All valid points and admittedly i'm biased against over reliance on frameworks and libraries but that's neither here nor there when it comes to this thread. I will leave the Angular advice to you

I agree that over-reliance on frameworks and libs is a thing - a lot of young programmers just know the framework without knowing what lies beneath, and of course libs are a pain because they lead to dependency hell (and Angular can suffer from this - updates can get stuck due to requirements on typescript versions for different libs). I remember in my PHP days in the early days we had no frameworks and it was great, though I did end up building one from which all our sites were built [it meant I could do in a week what others could do in a month]. Later on though Drupal and Wordpress took over everything and it was hell - I found CodeIgniter acceptable as it at least got out of the way while providing some nice DB abstraction to make guarding against SQL injection a bit easier and so on, but the heavy bastards dominated everything. I moved to Java and everything there is built on frameworks, and in this case rightly so.

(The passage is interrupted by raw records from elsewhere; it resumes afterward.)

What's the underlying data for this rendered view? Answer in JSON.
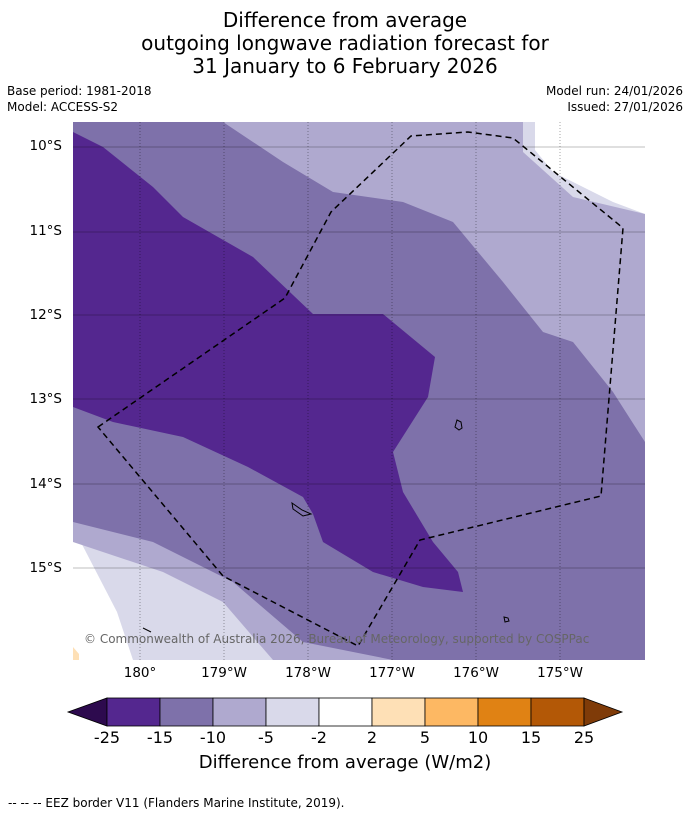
{
  "title": {
    "line1": "Difference from average",
    "line2": "outgoing longwave radiation forecast for",
    "line3": "31 January to 6 February 2026"
  },
  "meta": {
    "base_period": "Base period: 1981-2018",
    "model": "Model: ACCESS-S2",
    "model_run": "Model run: 24/01/2026",
    "issued": "Issued: 27/01/2026"
  },
  "map": {
    "lat_labels": [
      "10°S",
      "11°S",
      "12°S",
      "13°S",
      "14°S",
      "15°S"
    ],
    "lon_labels": [
      "180°",
      "179°W",
      "178°W",
      "177°W",
      "176°W",
      "175°W"
    ],
    "copyright": "© Commonwealth of Australia 2026, Bureau of Meteorology, supported by COSPPac"
  },
  "colorbar": {
    "ticks": [
      "-25",
      "-15",
      "-10",
      "-5",
      "-2",
      "2",
      "5",
      "10",
      "15",
      "25"
    ],
    "colors": {
      "extend_low": "#2d0a4e",
      "lt_m15": "#54278f",
      "m15_m10": "#7e71aa",
      "m10_m5": "#afa9cf",
      "m5_m2": "#d9d9ea",
      "m2_p2": "#ffffff",
      "p2_p5": "#fee0b6",
      "p5_p10": "#fdb863",
      "p10_p15": "#e08214",
      "p15_p25": "#b35806",
      "extend_high": "#7f3b08"
    },
    "title": "Difference from average (W/m2)"
  },
  "footer": {
    "legend": "--  --  -- EEZ border V11 (Flanders Marine Institute, 2019)."
  }
}
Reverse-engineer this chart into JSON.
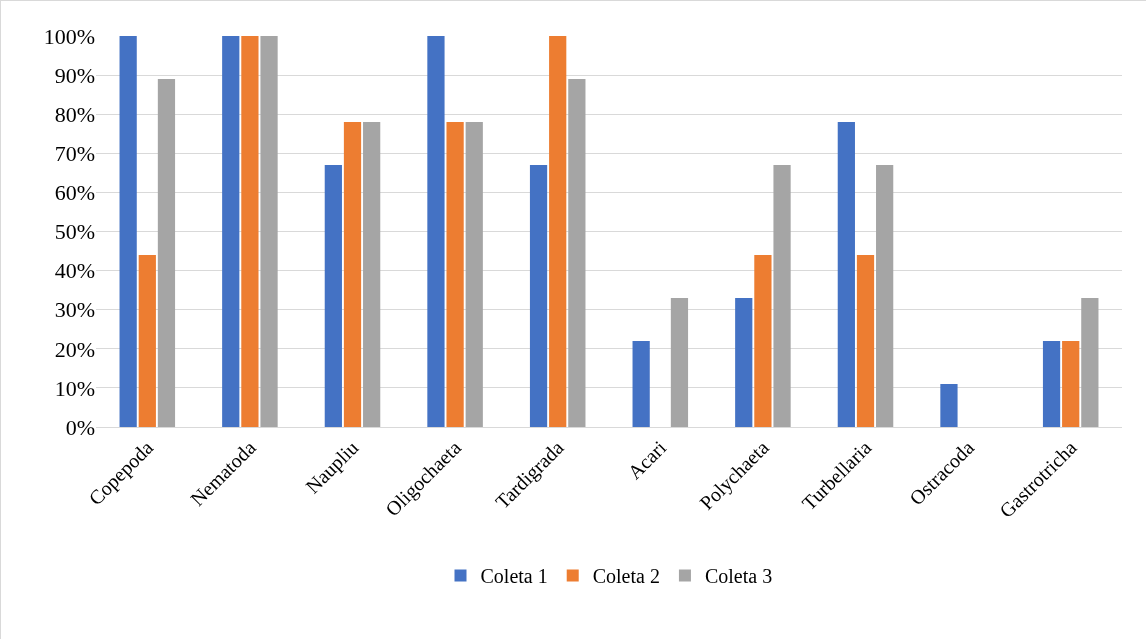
{
  "chart_data": {
    "type": "bar",
    "categories": [
      "Copepoda",
      "Nematoda",
      "Naupliu",
      "Oligochaeta",
      "Tardigrada",
      "Acari",
      "Polychaeta",
      "Turbellaria",
      "Ostracoda",
      "Gastrotricha"
    ],
    "series": [
      {
        "name": "Coleta 1",
        "color": "#4472c4",
        "values": [
          100,
          100,
          67,
          100,
          67,
          22,
          33,
          78,
          11,
          22
        ]
      },
      {
        "name": "Coleta 2",
        "color": "#ed7d31",
        "values": [
          44,
          100,
          78,
          78,
          100,
          0,
          44,
          44,
          0,
          22
        ]
      },
      {
        "name": "Coleta 3",
        "color": "#a5a5a5",
        "values": [
          89,
          100,
          78,
          78,
          89,
          33,
          67,
          67,
          0,
          33
        ]
      }
    ],
    "ylim": [
      0,
      100
    ],
    "yticks": [
      {
        "value": 0,
        "label": "0%"
      },
      {
        "value": 10,
        "label": "10%"
      },
      {
        "value": 20,
        "label": "20%"
      },
      {
        "value": 30,
        "label": "30%"
      },
      {
        "value": 40,
        "label": "40%"
      },
      {
        "value": 50,
        "label": "50%"
      },
      {
        "value": 60,
        "label": "60%"
      },
      {
        "value": 70,
        "label": "70%"
      },
      {
        "value": 80,
        "label": "80%"
      },
      {
        "value": 90,
        "label": "90%"
      },
      {
        "value": 100,
        "label": "100%"
      }
    ],
    "grid": "y",
    "legend": "bottom"
  }
}
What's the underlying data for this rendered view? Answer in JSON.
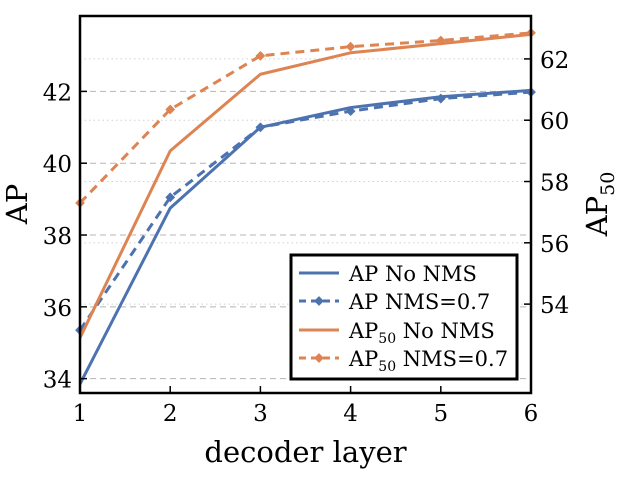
{
  "chart_data": {
    "type": "line",
    "title": "",
    "xlabel": "decoder layer",
    "ylabel_left": "AP",
    "ylabel_right": {
      "base": "AP",
      "sub": "50"
    },
    "x": [
      1,
      2,
      3,
      4,
      5,
      6
    ],
    "x_ticks": [
      "1",
      "2",
      "3",
      "4",
      "5",
      "6"
    ],
    "xlim": [
      1,
      6
    ],
    "ylim_left": [
      33.6,
      44.1
    ],
    "ylim_right": [
      51.1,
      63.4
    ],
    "left_ticks": [
      34,
      36,
      38,
      40,
      42
    ],
    "left_tick_labels": [
      "34",
      "36",
      "38",
      "40",
      "42"
    ],
    "right_ticks": [
      54,
      56,
      58,
      60,
      62
    ],
    "right_tick_labels": [
      "54",
      "56",
      "58",
      "60",
      "62"
    ],
    "grid": "dashed horizontal",
    "legend_position": "bottom-right",
    "series": [
      {
        "name": "AP No NMS",
        "label_base": "AP",
        "label_sub": "",
        "label_rest": " No NMS",
        "axis": "left",
        "color": "#4c72b0",
        "style": "solid",
        "marker": false,
        "values": [
          33.85,
          38.75,
          41.0,
          41.55,
          41.85,
          42.03
        ]
      },
      {
        "name": "AP NMS=0.7",
        "label_base": "AP",
        "label_sub": "",
        "label_rest": " NMS=0.7",
        "axis": "left",
        "color": "#4c72b0",
        "style": "dashed",
        "marker": true,
        "values": [
          35.35,
          39.05,
          41.0,
          41.45,
          41.8,
          41.98
        ]
      },
      {
        "name": "AP50 No NMS",
        "label_base": "AP",
        "label_sub": "50",
        "label_rest": " No NMS",
        "axis": "right",
        "color": "#dd8452",
        "style": "solid",
        "marker": false,
        "values": [
          52.9,
          59.0,
          61.5,
          62.2,
          62.5,
          62.8
        ]
      },
      {
        "name": "AP50 NMS=0.7",
        "label_base": "AP",
        "label_sub": "50",
        "label_rest": " NMS=0.7",
        "axis": "right",
        "color": "#dd8452",
        "style": "dashed",
        "marker": true,
        "values": [
          57.3,
          60.35,
          62.1,
          62.4,
          62.6,
          62.85
        ]
      }
    ]
  }
}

Spring makes development so much quicker and rips out a lot of boilerplate vs DIY - and things like Lombok add an extra layer of usability on top. I could build it all out myself but I'd be reinventing the wheel and I have deadlines to hit to meet the needs of the businesses I serve. Can't be precious when money's at stake.

I have encouraged my team to build from scratch using as few libs as possible, and I'm aware that if support for Angular goes down the shitter I've got a problem. That said, I simply wouldn't be able to get a project the size of what I'm building done with the size and skill level of team I have without them, and I have enough confidence that Angular is used widely enough in the industry that support is unlikely to die in the lifetime of the project, and if it does I expect migration to be feasible.